Problem fileDefines the initial states and the goal for a particular instance.

“One advantage of PDDL is that the domain file is the same for all instances in that environment. This makes our framework good at generalizing to unseen instances under the same domain,” Hao explains.

Training & Generalization

To enable effective generalization, the researchers carefully designed a modest amount of training data for SimVLM so the model learned to understand the problem and goal without memorizing specific patterns. In tests, SimVLM successfully:

  • Described the scenario.
  • Simulated actions.
  • Detected whether the goal was reached.

…in about 85 % of experiments.

Performance

Task TypeSuccess Rate
Six 2‑D planning tasks≈ 60 %
Two 3‑D tasks (multirobot collaboration, robotic assembly)> 80 %
Unseen scenarios (valid plans generated)> 50 %

These results far outpace baseline methods, which struggled to exceed 30 % success on comparable benchmarks.

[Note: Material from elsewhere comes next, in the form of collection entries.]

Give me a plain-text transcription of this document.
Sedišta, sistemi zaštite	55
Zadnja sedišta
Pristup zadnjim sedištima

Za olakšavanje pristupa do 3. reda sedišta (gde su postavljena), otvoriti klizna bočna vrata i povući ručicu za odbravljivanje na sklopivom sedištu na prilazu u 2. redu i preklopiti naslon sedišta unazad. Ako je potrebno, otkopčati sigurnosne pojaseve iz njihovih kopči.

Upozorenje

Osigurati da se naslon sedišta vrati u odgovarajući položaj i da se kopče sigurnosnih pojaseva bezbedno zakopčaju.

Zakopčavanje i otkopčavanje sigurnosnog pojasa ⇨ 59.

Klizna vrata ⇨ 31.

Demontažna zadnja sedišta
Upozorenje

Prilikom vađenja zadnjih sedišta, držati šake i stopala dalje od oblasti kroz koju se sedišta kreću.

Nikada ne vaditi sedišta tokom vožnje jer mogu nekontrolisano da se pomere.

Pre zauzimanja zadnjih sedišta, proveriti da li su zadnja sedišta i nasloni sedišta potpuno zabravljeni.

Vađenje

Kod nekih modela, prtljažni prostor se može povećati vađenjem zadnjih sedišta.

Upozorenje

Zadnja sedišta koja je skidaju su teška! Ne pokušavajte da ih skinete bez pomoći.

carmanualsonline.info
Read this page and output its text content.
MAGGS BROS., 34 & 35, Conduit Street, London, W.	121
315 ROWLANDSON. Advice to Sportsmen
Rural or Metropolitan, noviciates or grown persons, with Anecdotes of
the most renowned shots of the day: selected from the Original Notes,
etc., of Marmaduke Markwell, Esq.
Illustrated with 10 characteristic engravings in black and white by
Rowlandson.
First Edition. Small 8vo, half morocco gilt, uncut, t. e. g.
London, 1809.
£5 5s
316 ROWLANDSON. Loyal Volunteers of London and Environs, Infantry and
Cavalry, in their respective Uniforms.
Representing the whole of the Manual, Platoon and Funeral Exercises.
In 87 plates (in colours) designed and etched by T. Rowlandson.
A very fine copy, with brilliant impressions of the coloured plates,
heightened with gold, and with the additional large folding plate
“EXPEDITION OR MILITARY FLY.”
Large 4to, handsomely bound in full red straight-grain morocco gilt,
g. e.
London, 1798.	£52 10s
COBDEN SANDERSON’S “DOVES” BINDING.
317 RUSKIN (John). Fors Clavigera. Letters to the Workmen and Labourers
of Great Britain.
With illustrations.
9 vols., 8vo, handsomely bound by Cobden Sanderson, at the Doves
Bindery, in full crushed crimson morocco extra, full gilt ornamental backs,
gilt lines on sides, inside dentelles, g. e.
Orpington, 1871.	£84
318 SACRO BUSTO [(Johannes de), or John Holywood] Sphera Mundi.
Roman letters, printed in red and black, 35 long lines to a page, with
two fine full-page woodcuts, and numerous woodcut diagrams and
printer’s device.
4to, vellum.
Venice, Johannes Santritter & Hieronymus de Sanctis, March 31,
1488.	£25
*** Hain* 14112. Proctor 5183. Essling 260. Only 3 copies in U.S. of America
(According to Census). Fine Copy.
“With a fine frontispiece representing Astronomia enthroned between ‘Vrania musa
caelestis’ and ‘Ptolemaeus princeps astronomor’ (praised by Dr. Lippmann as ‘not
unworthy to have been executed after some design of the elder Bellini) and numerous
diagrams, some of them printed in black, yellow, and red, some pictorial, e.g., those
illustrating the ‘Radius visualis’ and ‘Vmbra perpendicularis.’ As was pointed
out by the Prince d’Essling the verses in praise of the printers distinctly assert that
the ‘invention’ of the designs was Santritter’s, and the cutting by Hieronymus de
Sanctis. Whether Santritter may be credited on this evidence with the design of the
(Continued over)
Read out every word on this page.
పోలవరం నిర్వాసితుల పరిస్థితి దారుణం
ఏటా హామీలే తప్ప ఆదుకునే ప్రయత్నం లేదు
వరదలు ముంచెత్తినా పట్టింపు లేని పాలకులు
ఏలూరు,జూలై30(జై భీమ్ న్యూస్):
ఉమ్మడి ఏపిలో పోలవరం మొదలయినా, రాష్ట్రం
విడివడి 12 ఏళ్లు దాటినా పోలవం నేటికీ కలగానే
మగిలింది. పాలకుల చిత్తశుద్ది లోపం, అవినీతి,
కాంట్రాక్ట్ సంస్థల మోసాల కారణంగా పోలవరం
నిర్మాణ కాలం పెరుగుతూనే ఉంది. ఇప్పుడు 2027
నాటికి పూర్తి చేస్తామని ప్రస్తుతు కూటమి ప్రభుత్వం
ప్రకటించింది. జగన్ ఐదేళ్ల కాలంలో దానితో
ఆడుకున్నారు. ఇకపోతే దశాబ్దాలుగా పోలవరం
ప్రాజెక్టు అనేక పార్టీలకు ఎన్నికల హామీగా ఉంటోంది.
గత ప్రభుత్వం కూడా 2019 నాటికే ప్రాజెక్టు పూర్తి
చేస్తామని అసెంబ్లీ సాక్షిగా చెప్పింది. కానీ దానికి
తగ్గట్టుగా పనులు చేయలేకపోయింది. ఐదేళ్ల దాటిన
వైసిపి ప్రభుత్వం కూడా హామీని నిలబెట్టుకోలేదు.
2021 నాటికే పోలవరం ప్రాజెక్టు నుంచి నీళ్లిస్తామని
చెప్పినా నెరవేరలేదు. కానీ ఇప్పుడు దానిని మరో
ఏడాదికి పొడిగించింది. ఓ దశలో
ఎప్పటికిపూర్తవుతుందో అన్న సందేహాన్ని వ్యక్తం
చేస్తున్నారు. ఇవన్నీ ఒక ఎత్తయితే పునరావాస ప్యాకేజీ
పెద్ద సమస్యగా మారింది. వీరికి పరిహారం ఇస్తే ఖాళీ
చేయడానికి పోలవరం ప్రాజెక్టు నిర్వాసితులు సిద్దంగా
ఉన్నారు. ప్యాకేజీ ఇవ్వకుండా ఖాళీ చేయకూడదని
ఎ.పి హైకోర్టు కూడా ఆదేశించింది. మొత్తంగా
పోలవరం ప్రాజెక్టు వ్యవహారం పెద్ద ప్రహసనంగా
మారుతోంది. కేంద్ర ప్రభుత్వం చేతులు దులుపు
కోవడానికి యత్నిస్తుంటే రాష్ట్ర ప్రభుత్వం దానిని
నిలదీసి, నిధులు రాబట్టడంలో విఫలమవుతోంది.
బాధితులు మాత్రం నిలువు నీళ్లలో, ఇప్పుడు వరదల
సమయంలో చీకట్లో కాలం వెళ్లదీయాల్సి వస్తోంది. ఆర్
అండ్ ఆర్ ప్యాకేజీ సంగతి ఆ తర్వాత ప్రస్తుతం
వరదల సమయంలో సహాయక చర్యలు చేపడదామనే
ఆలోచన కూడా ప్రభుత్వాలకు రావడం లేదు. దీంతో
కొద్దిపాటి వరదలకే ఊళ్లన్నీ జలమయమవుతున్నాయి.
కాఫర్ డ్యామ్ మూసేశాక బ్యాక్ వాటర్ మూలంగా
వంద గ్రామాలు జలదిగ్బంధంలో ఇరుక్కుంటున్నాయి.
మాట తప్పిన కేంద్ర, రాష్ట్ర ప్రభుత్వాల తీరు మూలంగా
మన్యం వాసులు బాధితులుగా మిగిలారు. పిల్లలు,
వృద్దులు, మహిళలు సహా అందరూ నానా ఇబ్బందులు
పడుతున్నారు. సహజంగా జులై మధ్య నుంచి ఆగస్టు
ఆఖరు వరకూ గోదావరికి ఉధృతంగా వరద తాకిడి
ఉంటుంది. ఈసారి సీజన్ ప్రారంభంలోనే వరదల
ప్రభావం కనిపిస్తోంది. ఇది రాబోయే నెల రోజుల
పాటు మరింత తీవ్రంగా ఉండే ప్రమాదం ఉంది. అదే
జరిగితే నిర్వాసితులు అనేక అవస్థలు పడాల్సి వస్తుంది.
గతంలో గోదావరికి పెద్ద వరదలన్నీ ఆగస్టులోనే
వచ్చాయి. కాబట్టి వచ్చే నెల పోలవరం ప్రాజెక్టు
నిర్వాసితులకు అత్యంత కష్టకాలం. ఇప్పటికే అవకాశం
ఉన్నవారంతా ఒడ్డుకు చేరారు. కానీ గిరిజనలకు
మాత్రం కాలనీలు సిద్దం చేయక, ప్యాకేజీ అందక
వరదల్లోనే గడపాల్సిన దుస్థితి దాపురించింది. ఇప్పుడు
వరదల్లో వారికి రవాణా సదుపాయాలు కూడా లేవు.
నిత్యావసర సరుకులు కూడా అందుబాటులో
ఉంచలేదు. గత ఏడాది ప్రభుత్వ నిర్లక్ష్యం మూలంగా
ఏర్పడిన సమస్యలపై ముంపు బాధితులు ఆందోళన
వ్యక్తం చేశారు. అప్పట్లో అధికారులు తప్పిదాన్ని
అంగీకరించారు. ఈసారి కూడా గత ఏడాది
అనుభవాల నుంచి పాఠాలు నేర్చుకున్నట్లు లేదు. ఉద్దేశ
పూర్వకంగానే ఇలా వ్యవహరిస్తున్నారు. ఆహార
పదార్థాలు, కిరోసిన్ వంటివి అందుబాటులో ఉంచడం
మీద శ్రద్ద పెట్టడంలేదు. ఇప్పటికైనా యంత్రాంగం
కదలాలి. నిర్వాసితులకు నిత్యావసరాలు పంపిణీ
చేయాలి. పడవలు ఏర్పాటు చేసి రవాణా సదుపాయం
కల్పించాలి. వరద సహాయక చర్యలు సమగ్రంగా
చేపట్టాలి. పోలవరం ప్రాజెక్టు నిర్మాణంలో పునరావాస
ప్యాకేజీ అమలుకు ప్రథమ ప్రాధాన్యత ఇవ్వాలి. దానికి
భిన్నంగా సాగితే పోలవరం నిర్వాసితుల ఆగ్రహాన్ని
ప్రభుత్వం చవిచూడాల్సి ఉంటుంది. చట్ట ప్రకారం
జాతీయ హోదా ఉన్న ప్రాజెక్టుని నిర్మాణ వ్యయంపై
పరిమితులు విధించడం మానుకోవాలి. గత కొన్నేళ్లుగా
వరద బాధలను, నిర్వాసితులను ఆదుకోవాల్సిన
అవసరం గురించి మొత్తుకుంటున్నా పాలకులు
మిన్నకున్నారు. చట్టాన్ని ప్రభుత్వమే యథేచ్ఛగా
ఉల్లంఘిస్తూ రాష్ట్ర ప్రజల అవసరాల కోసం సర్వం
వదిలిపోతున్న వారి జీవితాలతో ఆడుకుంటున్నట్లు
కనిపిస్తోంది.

“Our framework can generalize when the rules change in different situations. This gives our system the flexibility to solve many types of visual‑based planning problems,” Fan adds.


Future Directions

The team plans to:

  • Extend VLMFP to handle more complex scenarios.
  • Develop methods to identify and mitigate hallucinations by the VLMs.

“In the long term, generative AI models could act as agents and make use of the right tools to solve much more complicated problems. But what does it mean to have the right tools, and how do we incorporate those tools? There is still a long way to go, but by bringing visual‑based planning into the picture, …”

(The quote continues in the original paper.)

Cleaned Markdown

“His work is an important piece of the puzzle,” Fan says.

This work was funded, in part, by the MIT‑IBM Watson AI Lab.